Okay no great and new revelation for most of you. I never made it a secret that my job, well, simply put, sucks! Occassionally there is the fulfilling sense of achievement, but that is few and far between as what achievement can there be if everyone I nurse dies? The most I can ever do is try to ensure my patients remain as comfortable as is humanly possiable, well trying to retain what level of sanity I have left.
No small order.
As a result my job is quite stressful at times.
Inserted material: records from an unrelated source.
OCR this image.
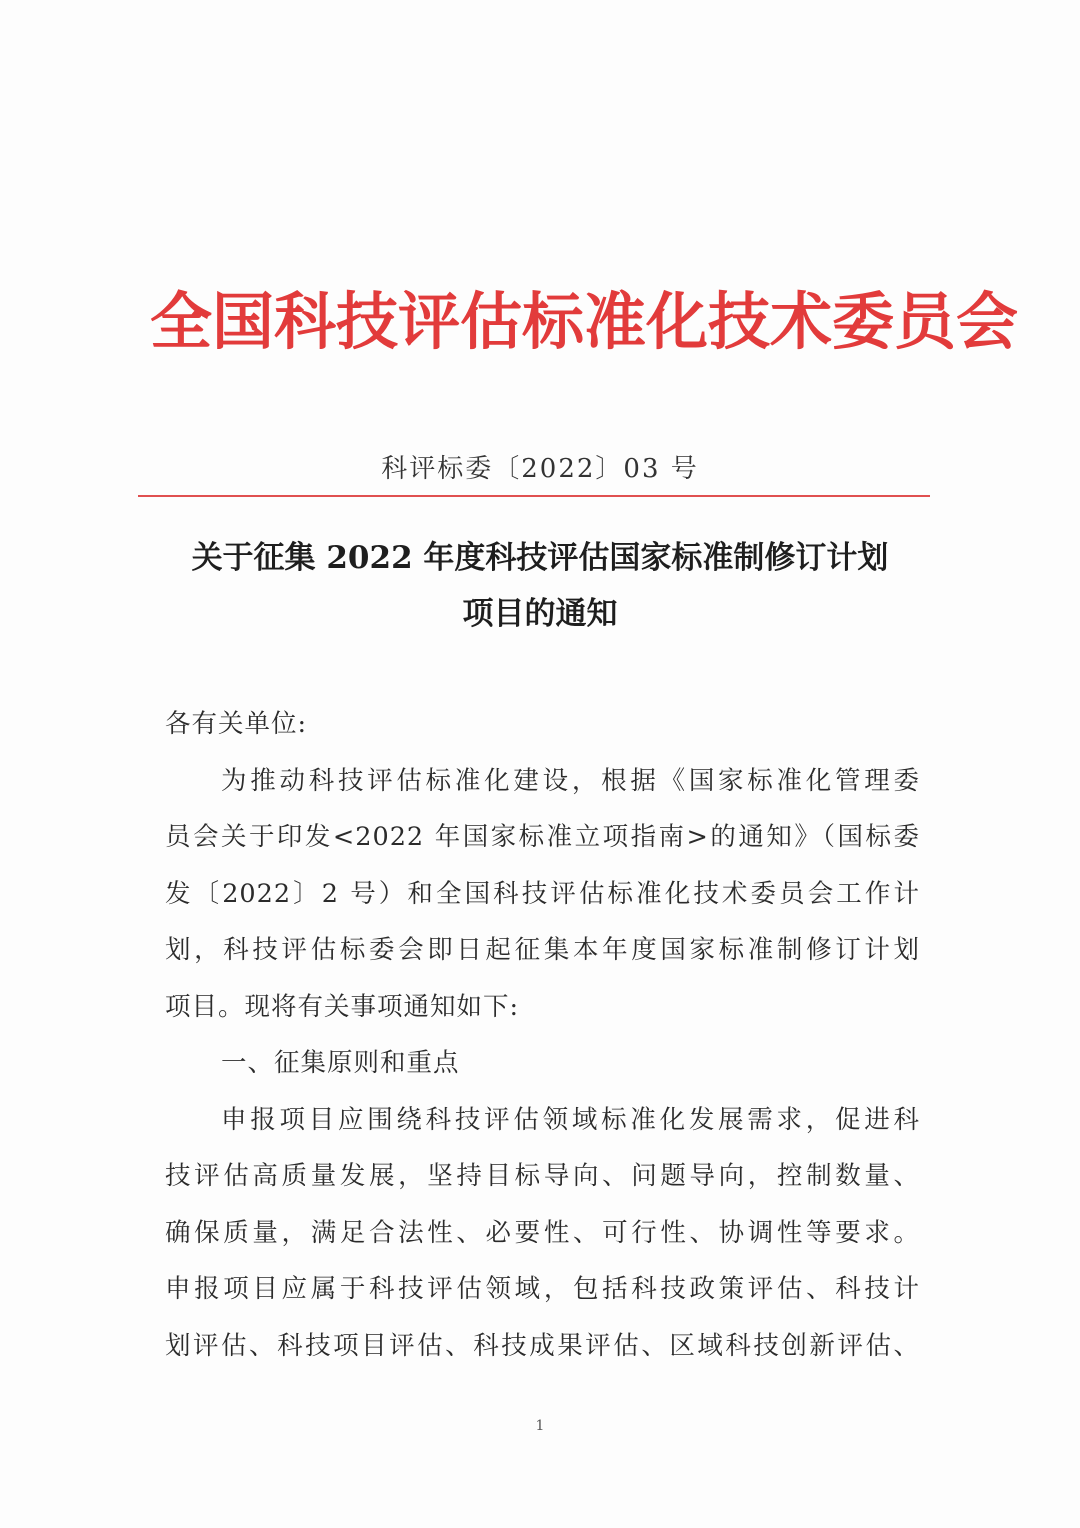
全国科技评估标准化技术委员会
科评标委〔2022〕03 号
关于征集 2022 年度科技评估国家标准制修订计划
项目的通知
各有关单位:
为推动科技评估标准化建设，根据《国家标准化管理委
员会关于印发<2022 年国家标准立项指南>的通知》（国标委
发〔2022〕2 号）和全国科技评估标准化技术委员会工作计
划，科技评估标委会即日起征集本年度国家标准制修订计划
项目。现将有关事项通知如下:
一、征集原则和重点
申报项目应围绕科技评估领域标准化发展需求，促进科
技评估高质量发展，坚持目标导向、问题导向，控制数量、
确保质量，满足合法性、必要性、可行性、协调性等要求。
申报项目应属于科技评估领域，包括科技政策评估、科技计
划评估、科技项目评估、科技成果评估、区域科技创新评估、
1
Due to this fact I have over the years developed a ulcer (not nice in any way), lowered my immue system so everytime gastro goes through the facility I get it (not nice at all) and I picked up the filthly (but strangely pleasurable) habit of smoking.
But work has never gotten to me like it did this week. It started Sunday morning. Prior to leaving one of my patients had small accident. The morning RN took control of the situation, stated that she would handle the paper work, asked me to carry out a set of observations before I left (which I did) and reported it to the Supervisor and took full responability for all the needed paper work (I know she did I was right next to her when she was on the phone) So I go home and think nothing of it.
Sunday night the Supervisor comes down to the ward and discovers some of the paper work was not filled in and as there was no injury to the patient the RN decided not to contiune with the observations, something this Supervisor loves and believes (mistakenly, I know I looked it up) should be done regardless. Suddenly this was entirely my fault. Of course I wasn't taken aside and spoken to quietly, but chewed out in front of my work colleagues. I explained that the morning RN was in charge but the response was "I don't want to hear your excuses" (BTW this was the same Supervisor who the morning RN had rung to inform of the situation in the first place). Then there was general ranting along the lines of "my incompetence would no longer be tolerated" and then "I had better left my game as she was going to make sure she was the one doing my performace evalution" Again in front of my colleagues.
This really pissed me off. It was not my responability and I have no control over the morning RN (who outranks me anyway) and to be made to look like a incompetent imbecile in front of my colleagues (who do know better, but still not the point) really irked me. As the night progressed I got more and more pissed off. To the point when I came home Monday morning I managed to polish off a bottle of wine in about 15-20 minutes.
Last night was a little better, but my patients decided to be off their tits, driving my colleague and I around the bend (you get nights like that)
As for the Sunday night incident, well.. the morning RN is still claiming full responability and admitted that she forgot to fill in some of the paper work and was quite disgusted that I had to bear the brunt of it, to which I thank her. I have written out a letter of formal complaint and plan to hand it in when I return to work.
So the purpose of this blog entry? To vent and bitch. That's what blogs are for right?

3 Comments:
I just can't believe that a healthcare facility is run as badly as it is.
Couple this with all your other stories, I think the place should be shut down and the management euthanised.
Damn man, that does suck some seriously smelly balls. The sooner you finish uni and can get a better job, the better!
Do I get 3 or no guesses on who the supervisor was? It sounds like she hasn't lost any of her small minded pettyness but has in fact ramped it up quite a good deal. Thank goodness I don't have to put up with it any more. Nat, my most heartfelt comiserations
(ps - Damn man, that does suck some seriously smelly balls. The sooner you finish uni and can get a better job, the better!)